I have a Linux shell-script that calls
poly-image < script
and which is being dying unexpectedly in a cronjob. The end of the log looks like:
Poly/ML 5.3 Release
Killed
/home/michaeln/stdhol/bin/Holmake: Failed script build for arm_improved_gcScript - exited with code 89 Build failed in directory /home/michaeln/stdhol/examples/machine-code/lisp (exited with code 1)
Holmake is reporting the error returned by a call to OS.Process.system, using
fun posix_diagnostic stat = let open Posix.Process in case fromStatus stat of W_EXITSTATUS w8 => "exited with code "^Word8.toString w8 | W_EXITED => "exited normally" | W_SIGNALED sg => "with signal " ^ SysWord.toString (Posix.Signal.toWord sg) | W_STOPPED sg => "stopped with signal " ^ SysWord.toString (Posix.Signal.toWord sg) end
The presence of "Killed" makes me think that the script is being killed by an external signal, perhaps a SIGSEGV caused by hitting a limit on stack-size. But is this plausible? Would Poly/ML catch that signal and then exit with 89?
Annoyingly, the same script doesn't fail when not in a cronjob, so it's hard to test.
Michael
On 13/05/10 11:01, Michael Norrish wrote:
The presence of "Killed" makes me think that the script is being killed by an external signal, perhaps a SIGSEGV caused by hitting a limit on stack-size. But is this plausible? Would Poly/ML catch that signal and then exit with 89?

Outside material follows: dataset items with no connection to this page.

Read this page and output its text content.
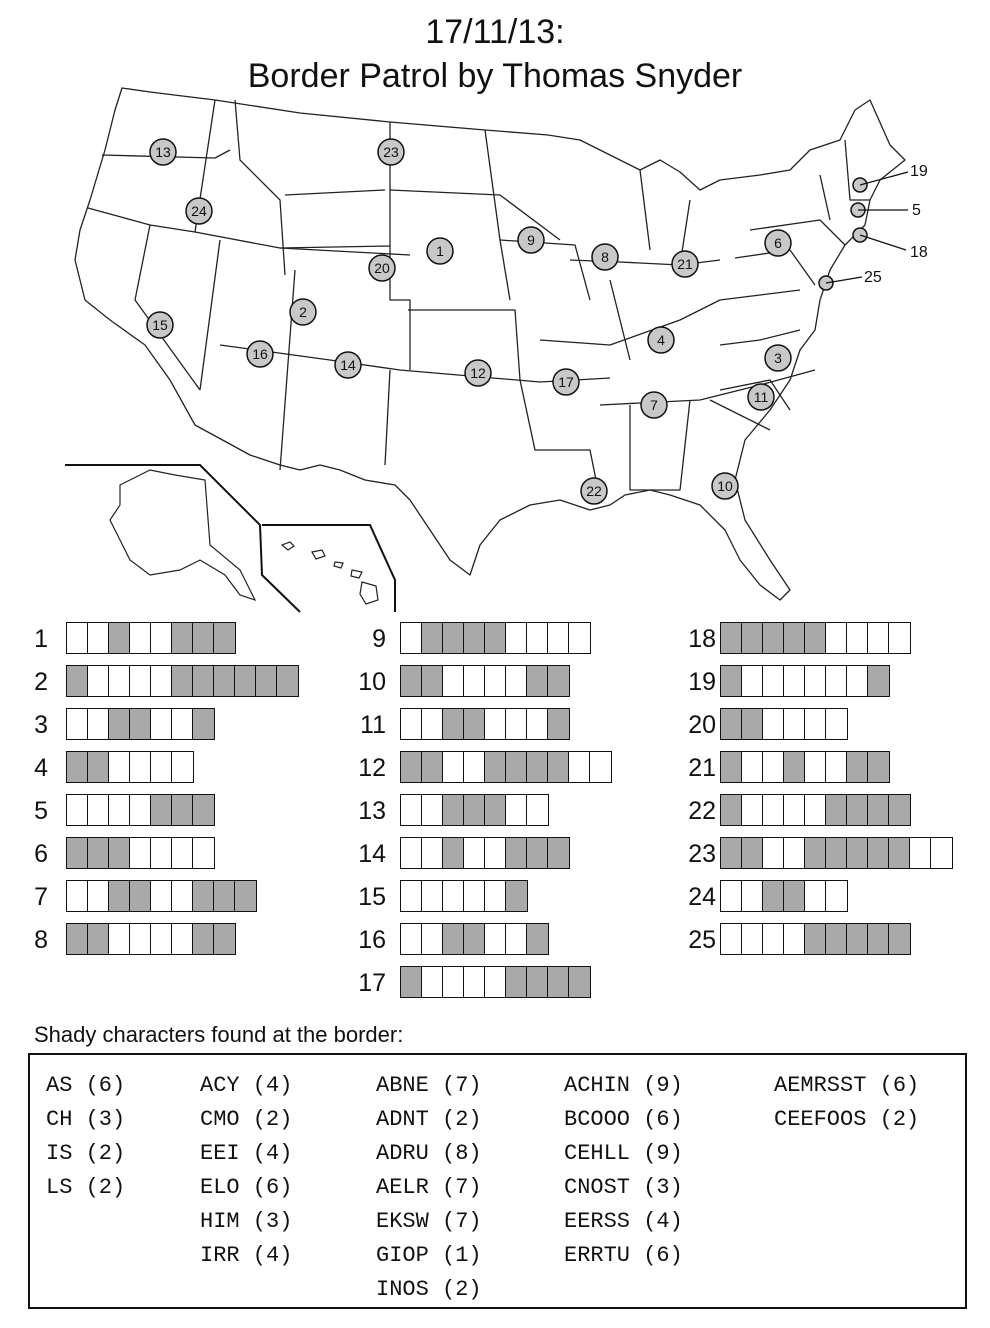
17/11/13:
Border Patrol by Thomas Snyder
1
2
3
4
6
7
8
9
10
11
12
13
14
15
16
17
20	21
22
23
24	5
18
19
25
1
2
3
4
5
6
7
8
9
10
11
12
13
14
15
16
17
18
19
20
21
22
23
24
25
Shady characters found at the border:
AS (6)
CH (3)
IS (2)
LS (2)
ACY (4)
CMO (2)
EEI (4)
ELO (6)
HIM (3)
IRR (4)
ABNE (7)
ADNT (2)
ADRU (8)
AELR (7)
EKSW (7)
GIOP (1)
INOS (2)
ACHIN (9)
BCOOO (6)
CEHLL (9)
CNOST (3)
EERSS (4)
ERRTU (6)
AEMRSST (6)
CEEFOOS (2)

Experiments reveal that Poly/ML seems to be exiting with 0x80 + <signalnumber> when it's sent a signal. The documentation for getrlimit says that 89 (SIGKILL) might happen if the hard time limit on the process was being reached. So, my current guess is that my cronjob is being time-limited.
Michael
Michael Norrish wrote:
On 13/05/10 11:01, Michael Norrish wrote:
The presence of "Killed" makes me think that the script is being killed by an external signal, perhaps a SIGSEGV caused by hitting a limit on stack-size. But is this plausible? Would Poly/ML catch that signal and then exit with 89?
Experiments reveal that Poly/ML seems to be exiting with 0x80 + <signalnumber> when it's sent a signal. The documentation for getrlimit says that 89 (SIGKILL) might happen if the hard time limit on the process was being reached. So, my current guess is that my cronjob is being time-limited.
Returning 0x80 + signal seems to be the standard result from a shell. Poly/ML isn't trapping the signal. If I send "cat" a SIGKILL and then run "echo $?" it prints 137 i.e. 0x89. Have you tried using ulimit -t to print/adjust the time-out on the cron job?
David